Swimming in the Mainstream
March has been a big gay month in this little city. It began with a rainbow flourish that included the first annual Frostbite ME weekend and the annual Equality Maine awards dinner.
I attended the Equality Maine dinner, like I do every year, because in my line of work (gay-for-pay), to not attend would be the social equivalent of missing your senior prom. Although sadly lacking in corsages and taffeta, it’s a prime opportunity for what is called either “networking” or “gossiping,” depending on whether you’re getting paid to do it or not. I had some small but notable moments, like when Chellie Pingree came to our table to campaign and then veered off abruptly at the sight of half a dozen Ethan Strimling stickers gracing the chests of the diners. And when a suit-wearing dyke’s parents told me how incredibly proud they were to be at the dinner supporting her.
Like every year, the prime rib was a little tough and the speeches a little long, but it was generally a non-offensive and pleasant evening. I even had a babysitter, so I went out afterward for my semi-annual visit to the gay dance club, where I got to see EQME Executive Director Betsy Smith leaning at the bar, though I left before she had the chance to start dancing.
I don’t always agree with Equality Maine’s strategies, but I have to admire their amazing work getting an LGBT civil rights bill passed in Maine. My feelings for the organization are similar to those I might have for an older aunt, the type who gives you the kind of sweaters you wore 20 years ago: a clench-jawed fondness tempered by a long history and a long future together.
I avoided the oddly conceived Frostbite ME weekend. If Equality Maine is an unfashionable aunt, Frostbite ME is an immaculately groomed lesbian dressed in L.L. Bean separates who drinks bottled water and goes skiing every weekend.
Designed to convince LGBT tourists to visit Maine, Frostbite was also billed as a way to build community. But as the weekend approached, I vacillated between indifference and disgust.
At first, I was mostly indifferent. It was hard to find information (I later found out this was because Frostbite was primarily marketed in Boston), and most of the events were geared toward those in a higher tax bracket than my single-mom subsistence income inhabits. Then, as the designated weekend got closer, my internal pendulum swung closer to disgust. It began with my skepticism about consumer activism and the mainstreaming of queer culture, and ended — perhaps unfairly – with my conclusion that Frostbite ME represents everything I dislike about the way the national debate over LGBT issues is progressing.
We’re just like straight people, the main thrust of that argument goes. And we want the same things straight people want, like marriage, and kids, and lots of consumer goods. Oh, and civil rights, too.
That might be true for a lot of people, but I fear this argument is, at best, a glossing of the truth of most queer people’s lives and, at worst, a homogenization and erasing of that truth.

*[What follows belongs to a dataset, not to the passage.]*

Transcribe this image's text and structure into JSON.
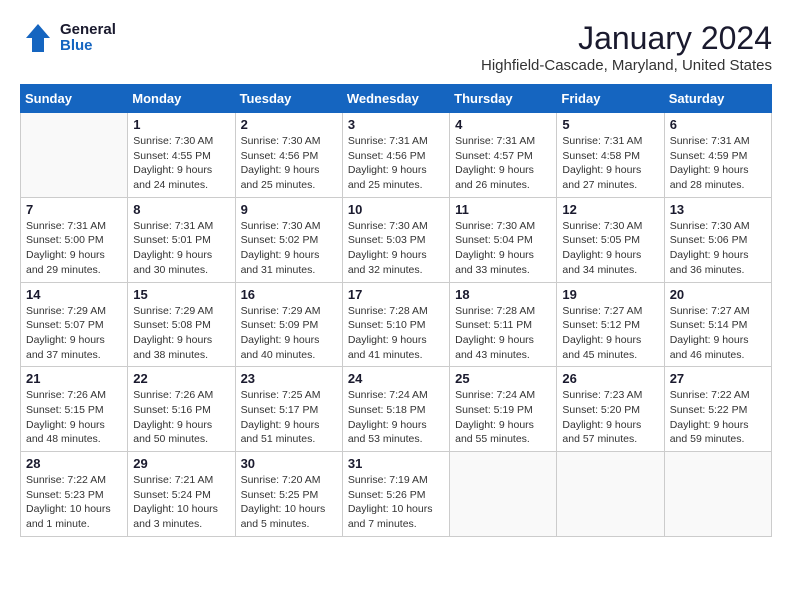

I don’t feel “just like a straight person.” Every aspect of my life is affected by my difference, from a visit to the video store (where, if I’m lucky, there might be a small section of movies that represents my experience), to my relationship with my parents (strained), to the way I walk down the street (aware of the possibility of violence and harassment). Like many members of minority populations, I have keenly felt my disenfranchisement from the majority, and have paid for it in a thousand ways.

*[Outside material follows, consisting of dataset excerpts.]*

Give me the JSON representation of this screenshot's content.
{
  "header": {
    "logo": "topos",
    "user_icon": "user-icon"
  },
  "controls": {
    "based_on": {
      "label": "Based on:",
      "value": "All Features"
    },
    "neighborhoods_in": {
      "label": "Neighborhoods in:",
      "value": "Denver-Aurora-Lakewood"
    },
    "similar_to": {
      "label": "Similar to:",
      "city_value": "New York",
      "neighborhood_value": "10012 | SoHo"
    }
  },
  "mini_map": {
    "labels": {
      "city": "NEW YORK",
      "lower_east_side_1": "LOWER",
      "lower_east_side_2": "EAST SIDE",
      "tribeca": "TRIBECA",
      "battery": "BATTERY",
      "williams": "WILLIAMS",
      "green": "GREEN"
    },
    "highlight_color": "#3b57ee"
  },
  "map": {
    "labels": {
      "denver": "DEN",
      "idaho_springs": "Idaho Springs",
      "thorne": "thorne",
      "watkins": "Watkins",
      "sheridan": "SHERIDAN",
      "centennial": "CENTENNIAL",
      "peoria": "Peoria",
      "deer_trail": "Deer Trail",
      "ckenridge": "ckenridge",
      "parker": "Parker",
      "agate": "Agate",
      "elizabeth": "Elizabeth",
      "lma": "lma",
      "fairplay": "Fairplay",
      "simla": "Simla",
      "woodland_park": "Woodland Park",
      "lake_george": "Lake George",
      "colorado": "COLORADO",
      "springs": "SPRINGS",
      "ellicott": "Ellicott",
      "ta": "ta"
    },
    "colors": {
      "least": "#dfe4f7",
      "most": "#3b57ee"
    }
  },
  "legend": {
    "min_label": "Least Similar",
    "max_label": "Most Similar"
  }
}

But, also like other minority populations, this separation has led to the formation of a distinct and vibrant culture. The tight-knit micro-communities that develop around bars and leather clubs and drag scenes and lesbian childcare cooperatives are all positive responses to an unwelcoming mainstream culture. They are special ways the queer community at large takes care of itself and its members.
It strikes me as hopelessly American that the message getting through to the voting public is one of assimilation. If it were leather daddies or drag queens who were appearing on primetime TV demanding “full equality” in the form of marriage, I’m pretty sure we wouldn’t be having this debate today. But when smiling, white, middle-class couples declare they want to get married, people listen.
The dangerous part of this homogenization of our culture was demonstrated in the ENDA (Employment Non-Discrimination Act) debacle, in which an important piece of civil rights legislation was altered to exclude the less mainstream, less assimilated — and, therefore, most vulnerable — people in order to make it more likely to pass.
OK, that’s all a long way from a weekend of speed-friending and skiing and museums. But listen: we are more than our consuming power and we can ask for more than to blend in. We could, for example, ask for folks to take a look at marriage as an institution and come up with a system that works better for everyone. We could use what we’ve learned while building our communities to inform new ways to include and honor difference. We could, and we must, do these things and more if we are to actually have a non-euphemistic “full equality.”
There’s plenty of room for older aunts and L.L. Bean lesbians, as well as for stone butches and gender performers and swishers and queers. We just have to make it.
Jen Hodsdon loves drag queens and dyke moms and bears – oh my!